Razões mundanas e mercantilistas. Flexibilização das crenças — e carnes
No século XVII, em uma decisão no mínimo inusitada, o bispo do Quebec resolveu classificar os castores como peixes. Sim, você não leu errado! Esses mamíferos aquáticos foram considerados “animais aquáticos” pela igreja, permitindo assim seu consumo durante a Quaresma.
Capivara como peixe e até jacaré ja foram recomendadas na Santa Ceia
E as surpresas não param por aí. Em diversos países da América Latina, incluindo nossos vizinhos, a capivara também ganhou o status de “mamífero aquático” durante a Quaresma, tornando-se um prato aceitável para os fiéis católicos nas sextas-feiras santas.
Já em 2010, o arcebispo de Nova Orleans surpreendeu ao afirmar que o jacaré pertencia à família dos peixes, declarando que sua carne poderia ser consumida durante o período quaresmal. Uma interpretação no mínimo peculiar, que mostra como as tradições podem ser flexíveis ao longo do tempo.
É importante ressaltar que essas restrições alimentares são exclusivas dos cristãos católicos. Graças a eventos históricos como a Reforma Protestante, os fiéis de outras denominações cristãs, como os anglicanos, estão livres para seguir suas próprias práticas alimentares durante a Quaresma.

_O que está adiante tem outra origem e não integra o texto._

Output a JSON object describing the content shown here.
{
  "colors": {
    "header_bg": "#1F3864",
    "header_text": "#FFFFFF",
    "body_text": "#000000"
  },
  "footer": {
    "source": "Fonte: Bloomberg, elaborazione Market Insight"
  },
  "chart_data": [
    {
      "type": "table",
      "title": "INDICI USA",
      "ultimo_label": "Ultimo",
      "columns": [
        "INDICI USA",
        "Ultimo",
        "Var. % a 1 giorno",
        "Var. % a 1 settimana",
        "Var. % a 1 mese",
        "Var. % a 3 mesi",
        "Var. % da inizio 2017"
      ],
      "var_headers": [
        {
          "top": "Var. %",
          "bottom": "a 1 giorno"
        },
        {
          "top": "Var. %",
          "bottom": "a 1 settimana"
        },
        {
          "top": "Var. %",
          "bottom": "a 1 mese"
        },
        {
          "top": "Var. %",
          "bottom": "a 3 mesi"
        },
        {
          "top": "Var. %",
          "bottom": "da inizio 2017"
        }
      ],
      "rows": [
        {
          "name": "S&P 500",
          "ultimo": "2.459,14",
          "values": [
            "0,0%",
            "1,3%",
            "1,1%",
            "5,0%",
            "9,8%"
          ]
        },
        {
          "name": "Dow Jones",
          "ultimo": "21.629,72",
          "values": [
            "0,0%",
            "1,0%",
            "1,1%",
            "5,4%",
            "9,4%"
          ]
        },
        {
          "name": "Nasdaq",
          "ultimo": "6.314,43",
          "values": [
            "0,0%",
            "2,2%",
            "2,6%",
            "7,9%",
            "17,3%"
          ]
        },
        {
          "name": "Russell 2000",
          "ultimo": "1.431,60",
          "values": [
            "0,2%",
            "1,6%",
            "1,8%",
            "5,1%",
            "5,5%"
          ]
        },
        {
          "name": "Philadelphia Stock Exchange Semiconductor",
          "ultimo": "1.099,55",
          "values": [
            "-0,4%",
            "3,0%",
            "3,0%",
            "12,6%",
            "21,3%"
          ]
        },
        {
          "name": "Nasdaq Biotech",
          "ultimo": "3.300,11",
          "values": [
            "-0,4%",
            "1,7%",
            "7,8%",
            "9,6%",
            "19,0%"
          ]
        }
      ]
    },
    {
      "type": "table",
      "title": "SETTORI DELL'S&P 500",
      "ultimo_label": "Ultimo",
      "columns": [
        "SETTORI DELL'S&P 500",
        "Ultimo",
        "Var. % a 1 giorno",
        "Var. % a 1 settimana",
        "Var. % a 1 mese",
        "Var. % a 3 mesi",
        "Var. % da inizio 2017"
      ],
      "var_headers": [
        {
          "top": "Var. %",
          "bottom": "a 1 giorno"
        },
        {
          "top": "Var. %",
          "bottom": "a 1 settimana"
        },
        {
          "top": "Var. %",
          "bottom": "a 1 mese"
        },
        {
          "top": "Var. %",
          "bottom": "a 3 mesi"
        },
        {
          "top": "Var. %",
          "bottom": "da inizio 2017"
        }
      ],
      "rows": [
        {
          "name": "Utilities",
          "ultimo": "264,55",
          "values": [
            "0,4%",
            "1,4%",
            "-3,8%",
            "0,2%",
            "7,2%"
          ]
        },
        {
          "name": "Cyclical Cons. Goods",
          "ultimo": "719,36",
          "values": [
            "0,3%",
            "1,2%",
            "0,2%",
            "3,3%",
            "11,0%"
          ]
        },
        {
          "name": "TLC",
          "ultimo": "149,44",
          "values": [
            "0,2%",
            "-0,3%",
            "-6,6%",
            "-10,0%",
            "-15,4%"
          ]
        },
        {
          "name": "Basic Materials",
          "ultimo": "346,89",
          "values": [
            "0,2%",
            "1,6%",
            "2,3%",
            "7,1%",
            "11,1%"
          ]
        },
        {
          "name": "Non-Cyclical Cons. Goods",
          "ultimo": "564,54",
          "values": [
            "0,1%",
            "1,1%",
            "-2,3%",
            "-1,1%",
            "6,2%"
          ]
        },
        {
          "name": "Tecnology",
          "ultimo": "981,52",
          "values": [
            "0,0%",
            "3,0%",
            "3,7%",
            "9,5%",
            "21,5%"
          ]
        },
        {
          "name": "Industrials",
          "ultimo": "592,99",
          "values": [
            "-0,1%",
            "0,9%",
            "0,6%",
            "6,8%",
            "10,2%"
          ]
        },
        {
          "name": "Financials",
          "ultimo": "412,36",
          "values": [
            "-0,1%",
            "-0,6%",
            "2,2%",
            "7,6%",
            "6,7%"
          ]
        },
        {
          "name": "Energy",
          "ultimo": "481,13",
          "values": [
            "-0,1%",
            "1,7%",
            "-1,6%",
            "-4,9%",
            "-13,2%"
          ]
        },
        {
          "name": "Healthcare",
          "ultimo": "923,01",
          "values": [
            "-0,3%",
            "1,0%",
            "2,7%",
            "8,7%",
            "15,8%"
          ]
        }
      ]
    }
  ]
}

Na Inglaterra do século XVI, o consumo de peixe tornou-se uma questão política, marcando a cisão entre a Igreja Católica e os anglicanos liderados pelo rei Henrique VIII. Consumir peixe durante a Quaresma tornou-se uma declaração pró-católica, enquanto os simpatizantes do rei faziam questão de comer carne nas sextas-feiras santas.
Até mesmo Martinho Lutero, figura central da Reforma Protestante, questionou a necessidade do jejum imposto pela Igreja Católica, gerando controvérsias e impactando o setor pesqueiro da Inglaterra.